Fight for Sight, Denmark, and Region Zealand's research promotion fund.
造血干细胞疾病,即骨髓增殖性肿瘤(MPN),其特征为慢性低度炎症(CLI)。最近,我们发现MPN患者玻璃膜疣和年龄相关性黄斑变性(AMD)的患病率增加,且玻璃膜疣患病率似乎与较高的CLI相关。研究MPN可能会揭示更多关于玻璃膜疣病理生理学的信息。本研究通过测量细胞因子水平和补体系统标志物,进一步研究CLI,并在MPN患者和AMD患者之间进行比较。
这项横断面研究于2018年7月至2020年11月在丹麦罗斯基勒的西兰大学医院(ZUH)进行,纳入了29例新生血管性AMD(nAMD)患者、28例中期AMD(iAMD)患者、62例MPN患者(35例有玻璃膜疣的MPN - MPNd和27例视网膜健康的MPN - MPNn)。我们用流式细胞术测量补体调节蛋白(Cregs)。通过免疫测定,我们研究了细胞因子水平,并将其合并为一个综合炎症评分(SIS)。

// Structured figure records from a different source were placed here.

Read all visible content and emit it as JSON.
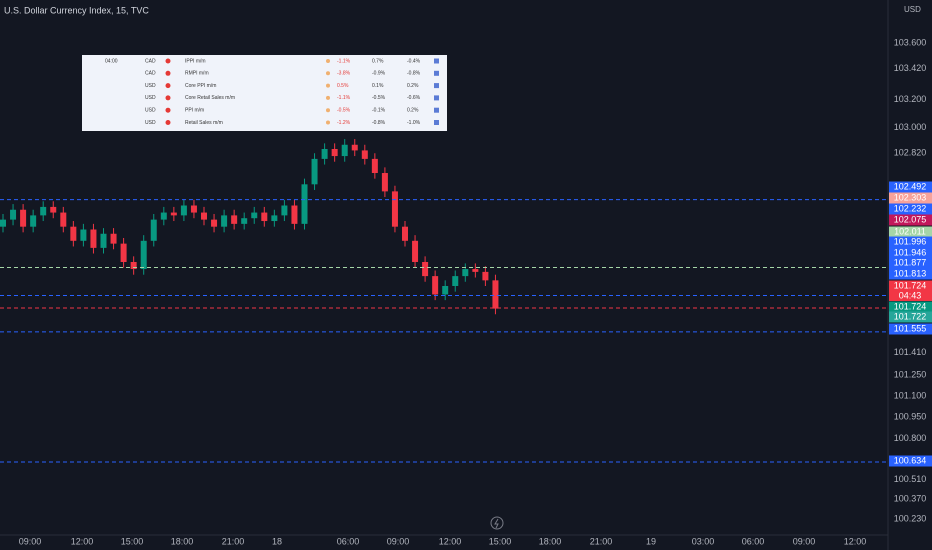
{
  "chart_data": {
    "type": "candlestick",
    "title": "U.S. Dollar Currency Index, 15, TVC",
    "currency": "USD",
    "ylim": [
      100.117,
      103.905
    ],
    "yticks": [
      {
        "value": 103.6,
        "label": "103.600"
      },
      {
        "value": 103.42,
        "label": "103.420"
      },
      {
        "value": 103.2,
        "label": "103.200"
      },
      {
        "value": 103.0,
        "label": "103.000"
      },
      {
        "value": 102.82,
        "label": "102.820"
      },
      {
        "value": 101.41,
        "label": "101.410"
      },
      {
        "value": 101.25,
        "label": "101.250"
      },
      {
        "value": 101.1,
        "label": "101.100"
      },
      {
        "value": 100.95,
        "label": "100.950"
      },
      {
        "value": 100.8,
        "label": "100.800"
      },
      {
        "value": 100.51,
        "label": "100.510"
      },
      {
        "value": 100.37,
        "label": "100.370"
      },
      {
        "value": 100.23,
        "label": "100.230"
      }
    ],
    "time_labels": [
      "09:00",
      "12:00",
      "15:00",
      "18:00",
      "21:00",
      "18",
      "06:00",
      "09:00",
      "12:00",
      "15:00",
      "18:00",
      "21:00",
      "19",
      "03:00",
      "06:00",
      "09:00",
      "12:00"
    ],
    "up_color": "#089981",
    "down_color": "#f23645",
    "open": [
      102.3,
      102.35,
      102.42,
      102.3,
      102.38,
      102.44,
      102.4,
      102.3,
      102.2,
      102.28,
      102.15,
      102.25,
      102.18,
      102.05,
      102.0,
      102.2,
      102.35,
      102.4,
      102.38,
      102.45,
      102.4,
      102.35,
      102.3,
      102.38,
      102.32,
      102.36,
      102.4,
      102.34,
      102.38,
      102.45,
      102.32,
      102.6,
      102.78,
      102.85,
      102.8,
      102.88,
      102.84,
      102.78,
      102.68,
      102.55,
      102.3,
      102.2,
      102.05,
      101.95,
      101.82,
      101.88,
      101.95,
      102.0,
      101.98,
      101.92
    ],
    "high": [
      102.39,
      102.46,
      102.46,
      102.42,
      102.48,
      102.48,
      102.44,
      102.34,
      102.32,
      102.32,
      102.29,
      102.29,
      102.22,
      102.09,
      102.24,
      102.39,
      102.44,
      102.44,
      102.49,
      102.49,
      102.44,
      102.39,
      102.42,
      102.42,
      102.4,
      102.44,
      102.44,
      102.42,
      102.49,
      102.49,
      102.64,
      102.82,
      102.89,
      102.89,
      102.92,
      102.92,
      102.88,
      102.82,
      102.72,
      102.59,
      102.34,
      102.24,
      102.09,
      101.99,
      101.92,
      101.99,
      102.04,
      102.04,
      102.02,
      101.96
    ],
    "low": [
      102.26,
      102.31,
      102.26,
      102.26,
      102.34,
      102.36,
      102.26,
      102.16,
      102.16,
      102.11,
      102.11,
      102.14,
      102.01,
      101.96,
      101.96,
      102.16,
      102.31,
      102.34,
      102.34,
      102.36,
      102.31,
      102.26,
      102.26,
      102.28,
      102.28,
      102.32,
      102.3,
      102.3,
      102.34,
      102.28,
      102.28,
      102.56,
      102.74,
      102.76,
      102.76,
      102.8,
      102.74,
      102.64,
      102.51,
      102.26,
      102.16,
      102.01,
      101.91,
      101.78,
      101.78,
      101.84,
      101.91,
      101.94,
      101.88,
      101.68
    ],
    "close": [
      102.35,
      102.42,
      102.3,
      102.38,
      102.44,
      102.4,
      102.3,
      102.2,
      102.28,
      102.15,
      102.25,
      102.18,
      102.05,
      102.0,
      102.2,
      102.35,
      102.4,
      102.38,
      102.45,
      102.4,
      102.35,
      102.3,
      102.38,
      102.32,
      102.36,
      102.4,
      102.34,
      102.38,
      102.45,
      102.32,
      102.6,
      102.78,
      102.85,
      102.8,
      102.88,
      102.84,
      102.78,
      102.68,
      102.55,
      102.3,
      102.2,
      102.05,
      101.95,
      101.82,
      101.88,
      101.95,
      102.0,
      101.98,
      101.92,
      101.72
    ],
    "price_tags": [
      {
        "value": 102.492,
        "color": "#2962ff",
        "dashed": true
      },
      {
        "value": 102.303,
        "color": "#f7a29a",
        "dashed": false
      },
      {
        "value": 102.232,
        "color": "#2962ff",
        "dashed": false
      },
      {
        "value": 102.075,
        "color": "#c2185b",
        "dashed": false
      },
      {
        "value": 102.011,
        "color": "#a5d6a7",
        "dashed": true
      },
      {
        "value": 101.996,
        "color": "#2962ff",
        "dashed": false
      },
      {
        "value": 101.946,
        "color": "#2962ff",
        "dashed": false
      },
      {
        "value": 101.877,
        "color": "#2962ff",
        "dashed": false
      },
      {
        "value": 101.813,
        "color": "#2962ff",
        "dashed": true
      },
      {
        "value": 101.724,
        "color": "#f23645",
        "dashed": true
      },
      {
        "value": 101.724,
        "color": "#089981",
        "dashed": false
      },
      {
        "value": 101.722,
        "color": "#26a69a",
        "dashed": false
      },
      {
        "value": 101.555,
        "color": "#2962ff",
        "dashed": true
      },
      {
        "value": 100.634,
        "color": "#2962ff",
        "dashed": true
      }
    ],
    "countdown": "04:43"
  },
  "calendar": {
    "time": "04:00",
    "rows": [
      [
        "CAD",
        "IPPI m/m",
        "-1.1%",
        "0.7%",
        "-0.4%"
      ],
      [
        "CAD",
        "RMPI m/m",
        "-3.8%",
        "-0.9%",
        "-0.8%"
      ],
      [
        "USD",
        "Core PPI m/m",
        "0.5%",
        "0.1%",
        "0.2%"
      ],
      [
        "USD",
        "Core Retail Sales m/m",
        "-1.1%",
        "-0.5%",
        "-0.6%"
      ],
      [
        "USD",
        "PPI m/m",
        "-0.5%",
        "-0.1%",
        "0.2%"
      ],
      [
        "USD",
        "Retail Sales m/m",
        "-1.2%",
        "-0.8%",
        "-1.0%"
      ]
    ]
  }
}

MPNd组和nAMD组的SIS相似,显著高于MPNn组和iAMD组。此外,我们发现SIS在MPN的生物学连续过程中从早期癌症阶段、原发性血小板增多症(ET)、真性红细胞增多症(PV)到晚期原发性骨髓纤维化(PMF)呈上升趋势。MPN显示出补体失调的迹象,PV患者的Cregs表达低于ET和PMF患者,有玻璃膜疣的PV患者的Cregs表达更低。
本研究表明,MPNd的CLI高于MPNn,可能表明全身性CLI在玻璃膜疣形成中起更大作用,甚至引发玻璃膜疣形成。我们建议将MPN用作玻璃膜疣发展的“人类炎症模型”。MPN中的CLI引发玻璃膜疣形成,触发更多CLI,形成恶性循环,增加患AMD的风险。
丹麦视力抗争组织和西兰地区研究促进基金。